To express \(2x^2 - 3x\) in the form \(a(x + b)^2 + c\), we complete the square:

Start with the equation:

\(y = 2x^2 - 3x\)

Factor out the 2 from the quadratic terms:

\(y = 2(x^2 - \frac{3}{2}x)\)

Complete the square inside the parentheses:

Take half of the coefficient of \(x\), square it, and add and subtract inside the bracket:

\(x^2 - \frac{3}{2}x = \left(x - \frac{3}{4}\right)^2 - \left(\frac{3}{4}\right)^2\)

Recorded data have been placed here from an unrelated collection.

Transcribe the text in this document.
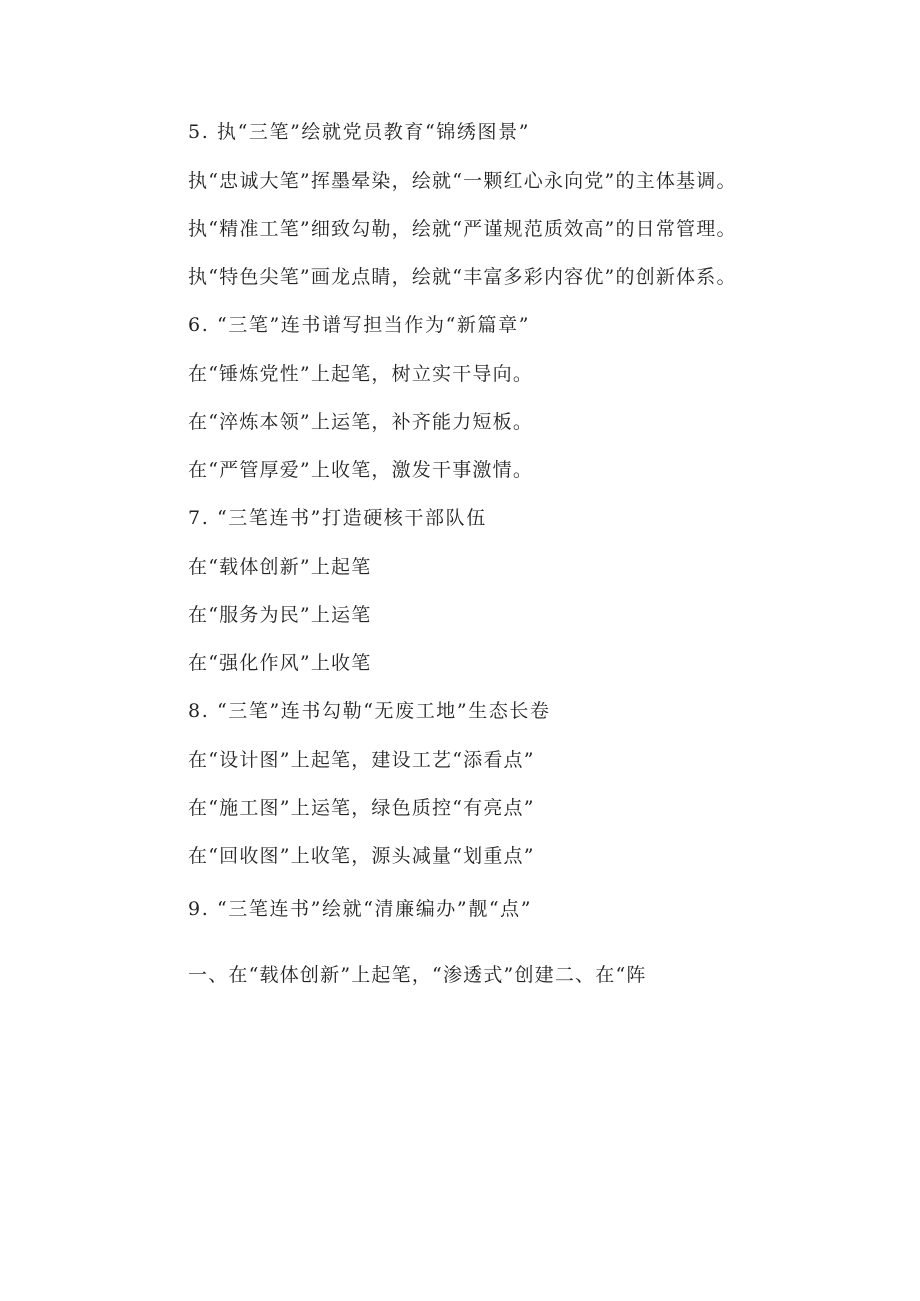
5. 执“三笔”绘就党员教育“锦绣图景”
执“忠诚大笔”挥墨晕染，绘就“一颗红心永向党”的主体基调。
执“精准工笔”细致勾勒，绘就“严谨规范质效高”的日常管理。
执“特色尖笔”画龙点睛，绘就“丰富多彩内容优”的创新体系。
6. “三笔”连书谱写担当作为“新篇章”
在“锤炼党性”上起笔，树立实干导向。
在“淬炼本领”上运笔，补齐能力短板。
在“严管厚爱”上收笔，激发干事激情。
7. “三笔连书”打造硬核干部队伍
在“载体创新”上起笔
在“服务为民”上运笔
在“强化作风”上收笔
8. “三笔”连书勾勒“无废工地”生态长卷
在“设计图”上起笔，建设工艺“添看点”
在“施工图”上运笔，绿色质控“有亮点”
在“回收图”上收笔，源头减量“划重点”
9. “三笔连书”绘就“清廉编办”靓“点”
一、在“载体创新”上起笔，“渗透式”创建二、在“阵
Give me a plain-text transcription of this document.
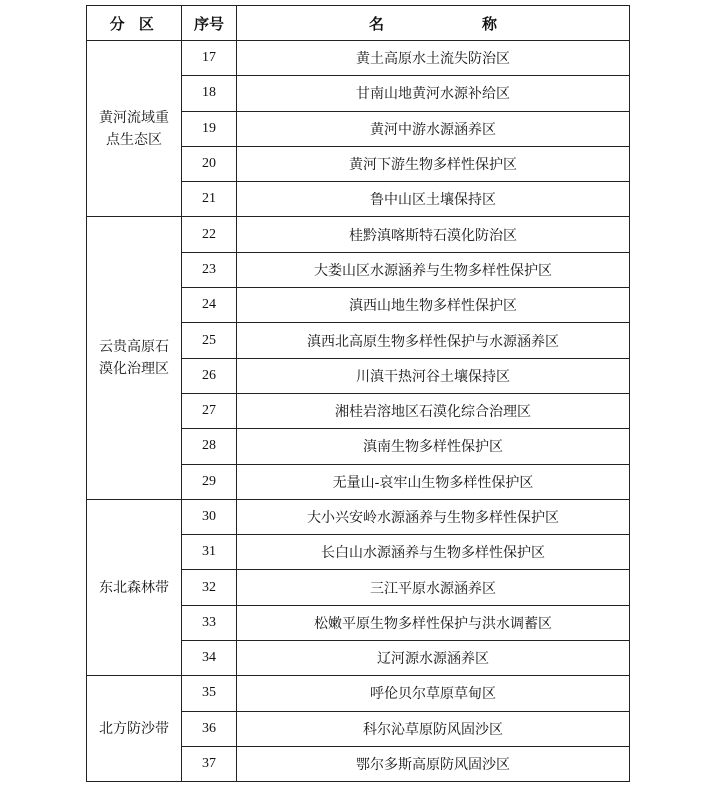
分 区	序号	名 称

黄河流域重点生态区	17	黄土高原水土流失防治区
	18	甘南山地黄河水源补给区
	19	黄河中游水源涵养区
	20	黄河下游生物多样性保护区
	21	鲁中山区土壤保持区
云贵高原石漠化治理区	22	桂黔滇喀斯特石漠化防治区
	23	大娄山区水源涵养与生物多样性保护区
	24	滇西山地生物多样性保护区
	25	滇西北高原生物多样性保护与水源涵养区
	26	川滇干热河谷土壤保持区
	27	湘桂岩溶地区石漠化综合治理区
	28	滇南生物多样性保护区
	29	无量山-哀牢山生物多样性保护区
东北森林带	30	大小兴安岭水源涵养与生物多样性保护区
	31	长白山水源涵养与生物多样性保护区
	32	三江平原水源涵养区
	33	松嫩平原生物多样性保护与洪水调蓄区
	34	辽河源水源涵养区
北方防沙带	35	呼伦贝尔草原草甸区
	36	科尔沁草原防风固沙区
	37	鄂尔多斯高原防风固沙区
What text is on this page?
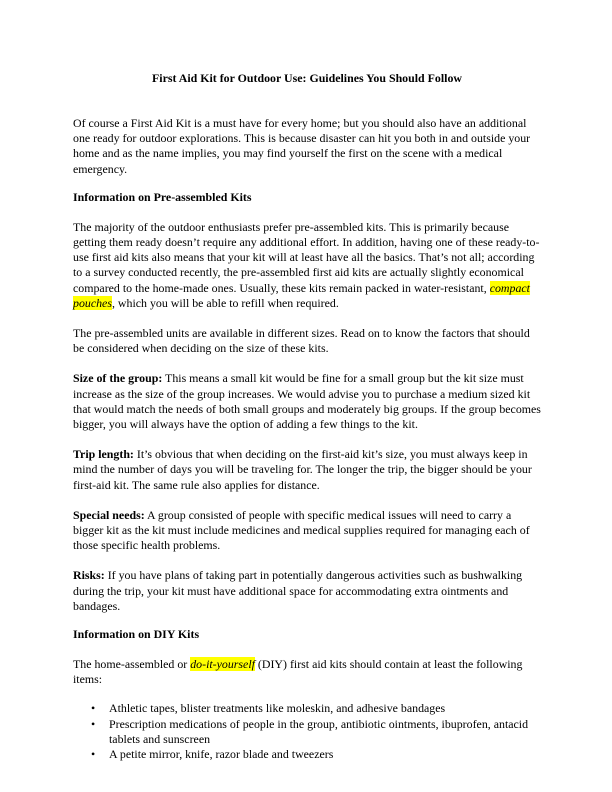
First Aid Kit for Outdoor Use: Guidelines You Should Follow

Of course a First Aid Kit is a must have for every home; but you should also have an additional one ready for outdoor explorations. This is because disaster can hit you both in and outside your home and as the name implies, you may find yourself the first on the scene with a medical emergency.

Information on Pre-assembled Kits

The majority of the outdoor enthusiasts prefer pre-assembled kits. This is primarily because getting them ready doesn’t require any additional effort. In addition, having one of these ready-to-use first aid kits also means that your kit will at least have all the basics. That’s not all; according to a survey conducted recently, the pre-assembled first aid kits are actually slightly economical compared to the home-made ones. Usually, these kits remain packed in water-resistant, compact pouches, which you will be able to refill when required.

The pre-assembled units are available in different sizes. Read on to know the factors that should be considered when deciding on the size of these kits.

Size of the group: This means a small kit would be fine for a small group but the kit size must increase as the size of the group increases. We would advise you to purchase a medium sized kit that would match the needs of both small groups and moderately big groups. If the group becomes bigger, you will always have the option of adding a few things to the kit.

Trip length: It’s obvious that when deciding on the first-aid kit’s size, you must always keep in mind the number of days you will be traveling for. The longer the trip, the bigger should be your first-aid kit. The same rule also applies for distance.

Special needs: A group consisted of people with specific medical issues will need to carry a bigger kit as the kit must include medicines and medical supplies required for managing each of those specific health problems.

Risks: If you have plans of taking part in potentially dangerous activities such as bushwalking during the trip, your kit must have additional space for accommodating extra ointments and bandages.

Information on DIY Kits

The home-assembled or do-it-yourself (DIY) first aid kits should contain at least the following items:

• Athletic tapes, blister treatments like moleskin, and adhesive bandages
• Prescription medications of people in the group, antibiotic ointments, ibuprofen, antacid tablets and sunscreen
• A petite mirror, knife, razor blade and tweezers
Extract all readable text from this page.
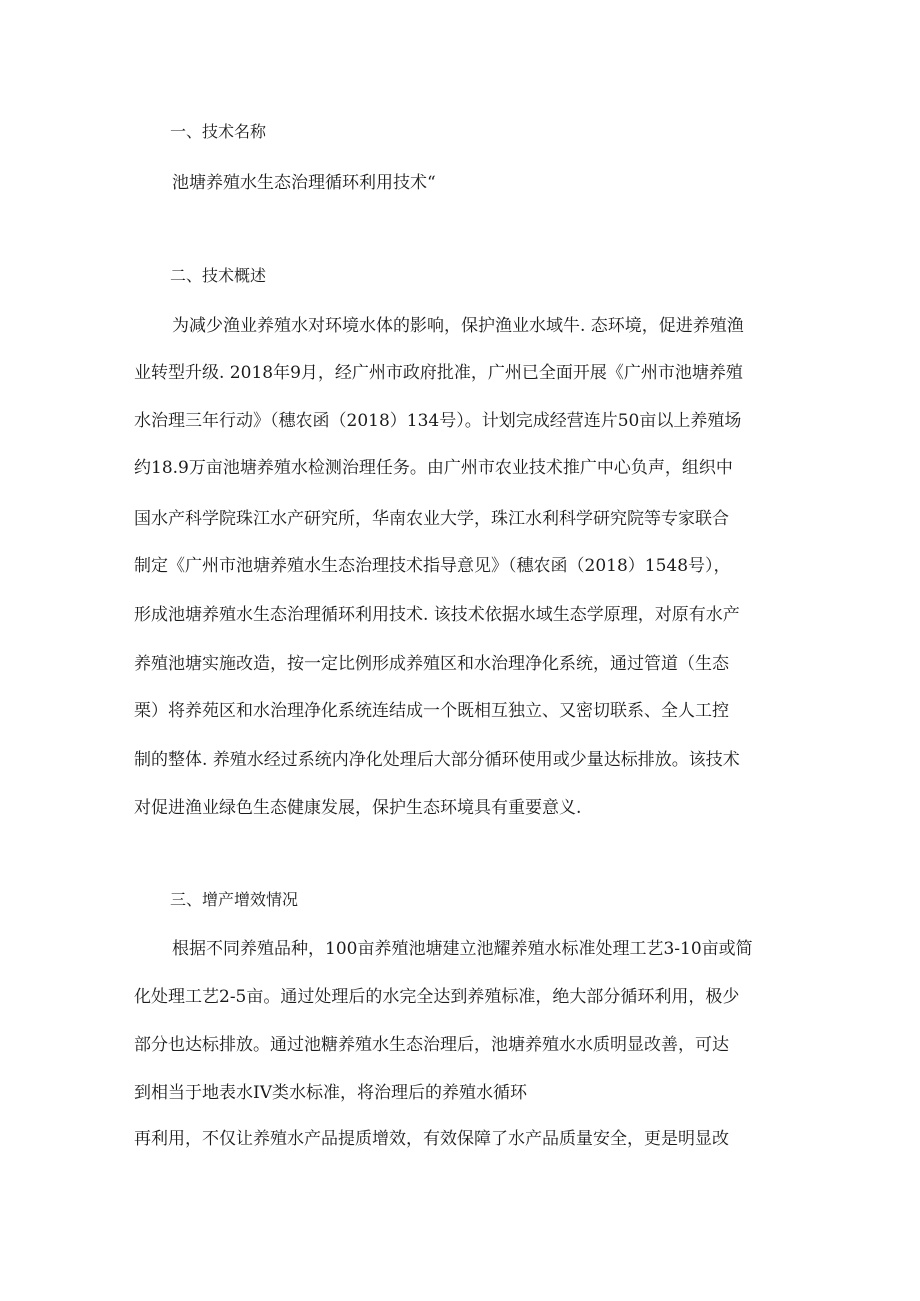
一、技术名称
池塘养殖水生态治理循环利用技术“
二、技术概述
为减少渔业养殖水对环境水体的影响，保护渔业水域牛. 态环境，促进养殖渔
业转型升级. 2018年9月，经广州市政府批准，广州已全面开展《广州市池塘养殖
水治理三年行动》（穗农函（2018）134号）。计划完成经营连片50亩以上养殖场
约18.9万亩池塘养殖水检测治理任务。由广州市农业技术推广中心负声，组织中
国水产科学院珠江水产研究所，华南农业大学，珠江水利科学研究院等专家联合
制定《广州市池塘养殖水生态治理技术指导意见》（穗农函（2018）1548号），
形成池塘养殖水生态治理循环利用技术. 该技术依据水域生态学原理，对原有水产
养殖池塘实施改造，按一定比例形成养殖区和水治理净化系统，通过管道（生态
栗）将养苑区和水治理净化系统连结成一个既相互独立、又密切联系、全人工控
制的整体. 养殖水经过系统内净化处理后大部分循环使用或少量达标排放。该技术
对促进渔业绿色生态健康发展，保护生态环境具有重要意义.
三、增产增效情况
根据不同养殖品种，100亩养殖池塘建立池耀养殖水标准处理工艺3-10亩或简
化处理工艺2-5亩。通过处理后的水完全达到养殖标准，绝大部分循环利用，极少
部分也达标排放。通过池糖养殖水生态治理后，池塘养殖水水质明显改善，可达
到相当于地表水IV类水标准，将治理后的养殖水循环
再利用，不仅让养殖水产品提质增效，有效保障了水产品质量安全，更是明显改
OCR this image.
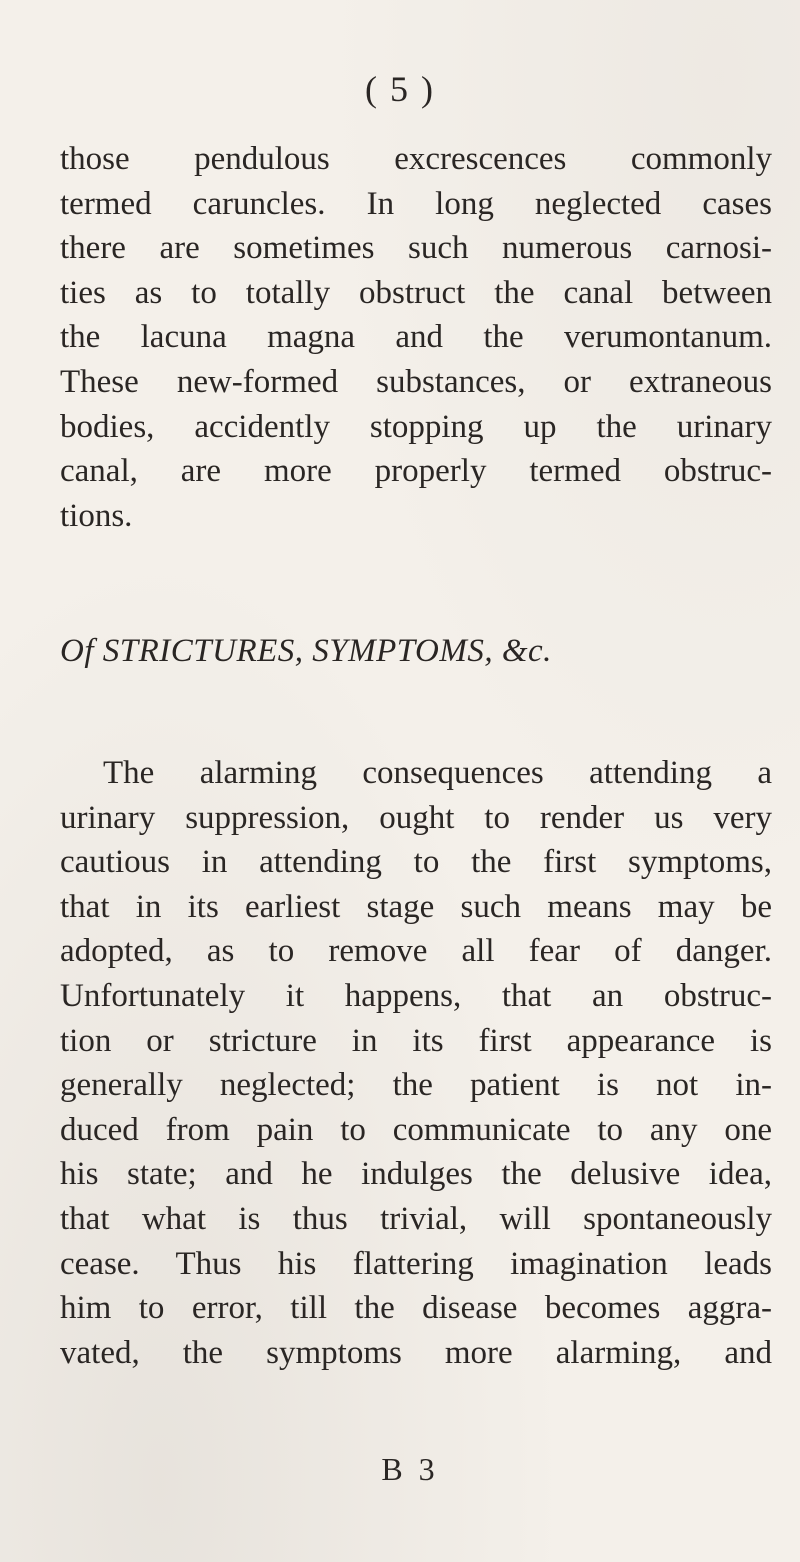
( 5 )
those pendulous excrescences commonly
termed caruncles. In long neglected cases
there are sometimes such numerous carnosi-
ties as to totally obstruct the canal between
the lacuna magna and the verumontanum.
These new-formed substances, or extraneous
bodies, accidently stopping up the urinary
canal, are more properly termed obstruc-
tions.
Of STRICTURES, SYMPTOMS, &c.
The alarming consequences attending a
urinary suppression, ought to render us very
cautious in attending to the first symptoms,
that in its earliest stage such means may be
adopted, as to remove all fear of danger.
Unfortunately it happens, that an obstruc-
tion or stricture in its first appearance is
generally neglected; the patient is not in-
duced from pain to communicate to any one
his state; and he indulges the delusive idea,
that what is thus trivial, will spontaneously
cease. Thus his flattering imagination leads
him to error, till the disease becomes aggra-
vated, the symptoms more alarming, and
B 3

Substitute back into the equation:

\(y = 2\left(\left(x - \frac{3}{4}\right)^2 - \frac{9}{16}\right)\)

Distribute the 2:

\(y = 2\left(x - \frac{3}{4}\right)^2 - \frac{9}{8}\)

Thus, the equation in the form \(a(x + b)^2 + c\) is:

\(y = 2\left(x - \frac{3}{4}\right)^2 - \frac{9}{8}\)

The vertex form \(a(x - h)^2 + k\) gives the vertex \((h, k)\).

So, the vertex is \(\left(\frac{3}{4}, -\frac{9}{8}\right)\).